Improving Corporate Information Security through Policy, Monitoring and Tools

Improving Corporate Information Security through Policy, Monitoring and Tools

Cluster :

 eBusiness

 

Session Information

 : Tuesday Oct 16, 08:00 - 09:30

 

Title: 

Improving Corporate Information Security through Policy, Monitoring and Tools

Chair: 

Sam Ransbotham,Boston College, 140 Commonwealth Ave, Chestnut Hill MA 02467, United States of America, sam.ransbotham@bc.edu

 

Abstract Details

 

Title: 

Is Corporate Social Responsibility Good for IS Security?

 

Presenting Author: 

John D'Arcy,University of Delaware, Newark DE, United States of America, jdarcy@udel.edu

 

Abstract: 

Using a combined dataset of security breaches (2005-2010) and ratings on over 30 different dimensions of corporate social responsibility (CSR), we explore the relationship between CSR and IS security breaches. Drawing on signaling theory, we hypothesize that internal breaches are less likely as CSR practices increase.

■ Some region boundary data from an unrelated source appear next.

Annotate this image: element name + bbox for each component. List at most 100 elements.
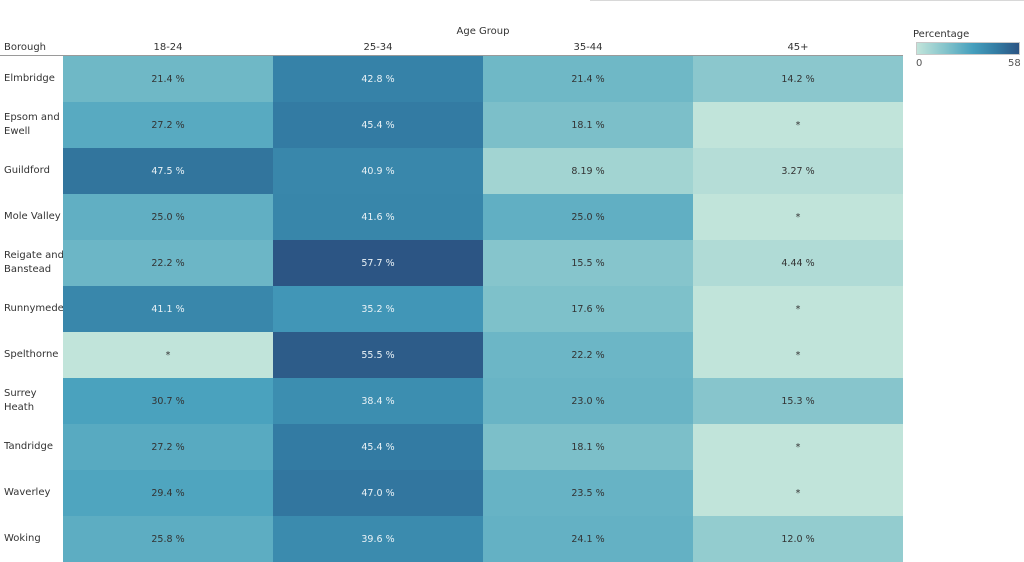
- cell-value-label: 21.4 %: [571, 73, 605, 85]
- heatmap-cell: *: [693, 286, 903, 332]
- heatmap-cell: 55.5 %: [273, 332, 483, 378]
- cell-value-label: *: [795, 211, 801, 223]
- heatmap-cell: 22.2 %: [483, 332, 693, 378]
- column-label-45: 45+: [787, 42, 809, 53]
- cell-value-label: 4.44 %: [781, 257, 815, 269]
- heatmap-cell: 21.4 %: [483, 56, 693, 102]
- heatmap-cell: 4.44 %: [693, 240, 903, 286]
- cell-value-label: 8.19 %: [571, 165, 605, 177]
- top-divider: [590, 0, 1024, 1]
- cell-value-label: 27.2 %: [151, 119, 185, 131]
- legend-gradient-bar: [916, 42, 1020, 55]
- heatmap-cell: 3.27 %: [693, 148, 903, 194]
- cell-value-label: 18.1 %: [571, 119, 605, 131]
- heatmap-cell: *: [693, 102, 903, 148]
- cell-value-label: 27.2 %: [151, 441, 185, 453]
- heatmap-cell: 24.1 %: [483, 516, 693, 562]
- header-rule: [0, 55, 903, 56]
- heatmap-cell: 14.2 %: [693, 56, 903, 102]
- row-label-text: Tandridge: [4, 441, 54, 452]
- heatmap-cell: 15.5 %: [483, 240, 693, 286]
- heatmap-cell: *: [63, 332, 273, 378]
- heatmap-cell: 27.2 %: [63, 102, 273, 148]
- heatmap-cell: 17.6 %: [483, 286, 693, 332]
- heatmap-cell: 18.1 %: [483, 102, 693, 148]
- column-label-25-34: 25-34: [363, 42, 393, 53]
- column-group-title: Age Group: [456, 26, 510, 37]
- heatmap-cell: 25.8 %: [63, 516, 273, 562]
- cell-value-label: 57.7 %: [361, 257, 395, 269]
- legend-title: Percentage: [913, 29, 970, 40]
- cell-value-label: *: [795, 349, 801, 361]
- cell-value-label: 41.6 %: [361, 211, 395, 223]
- row-label-text: Reigate and Banstead: [4, 250, 64, 275]
- heatmap-cell: 45.4 %: [273, 424, 483, 470]
- heatmap-cell: 25.0 %: [483, 194, 693, 240]
- row-label: Woking: [4, 516, 64, 562]
- heatmap-cell: 47.0 %: [273, 470, 483, 516]
- cell-value-label: 14.2 %: [781, 73, 815, 85]
- heatmap-cell: 57.7 %: [273, 240, 483, 286]
- heatmap-cell: 23.0 %: [483, 378, 693, 424]
- cell-value-label: *: [795, 441, 801, 453]
- heatmap-cell: 41.1 %: [63, 286, 273, 332]
- heatmap-cell: 30.7 %: [63, 378, 273, 424]
- cell-value-label: 23.0 %: [571, 395, 605, 407]
- heatmap-cell: 18.1 %: [483, 424, 693, 470]
- heatmap-cell: 27.2 %: [63, 424, 273, 470]
- row-label-text: Spelthorne: [4, 349, 59, 360]
- heatmap-cell: 42.8 %: [273, 56, 483, 102]
- row-label: Runnymede: [4, 286, 64, 332]
- row-label-text: Guildford: [4, 165, 50, 176]
- cell-value-label: 45.4 %: [361, 119, 395, 131]
- cell-value-label: 39.6 %: [361, 533, 395, 545]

However, we also predict a positive relationship between CSR and external breaches. Contingency factors that influence these relationships will be discussed.

 

 

Title: 

How Does Continuous Auditing and Monitoring Impact Employees’ Intentions to Commit Fraud?

 

Presenting Author: 

France Bélanger,Professor, Virginia Tech, 3007 Pamplin Hall, Blacksburg VA 24061, United States of America, belanger@vt.edu

 

Co-Author: 

Kathy Enget,PhD Candidate, Virginia Tech, 3007 Pamplin Hall, Blacksburg VA 24061, United States of America, kenget@vt.edu

 

Abstract: 

Employee fraud has a potentially broad impact. Continuous auditing and monitoring (CA/CM) can be a valuable tool in this situation. This research explores CA/CM impacts on the fraud triangle via interviews and then with a vignette-based survey. The proposed vignettes focus on a manager needing to meet sales targets. With CA/CM, we expect to find lower intentions to commit fraud, lower perceived opportunities, no change in perceived pressures, and no change or lower ability to justify fraud.

 

 

Title: 

Impact of Anti-phishing Tool Performance on Attack Success Rates

 

Presenting Author: 

Ahmed Abbasi,University of Virginia, Rouss and Robertson Halls, Charlottesville VA, United States of America, abbasi@comm.virginia.edu

 

Co-Author: 

Yan Chen,University of Wisconsin-Milwaukee, 3202 N. Maryland Ave., Milwaukee WI, United States of America, yanchen@uwm.edu

 

 

Mariam Zahedi,University of Wisconsin-Milwaukee, 3202 N. Maryland Ave., Milwaukee WI, United States of America, zahedi@uwm.edu

 

Abstract: 

Phishing website-based attacks continue to present significant problems for individual and enterprise-level security. While the performance of anti-phishing tools has improved, it remains unclear how effective such tools really are at protecting users. In this study, an experiment involving over 900 participants was used to evaluate the impact of anti-phishing tool performance on users’ ability to avoid different types of phishing threats.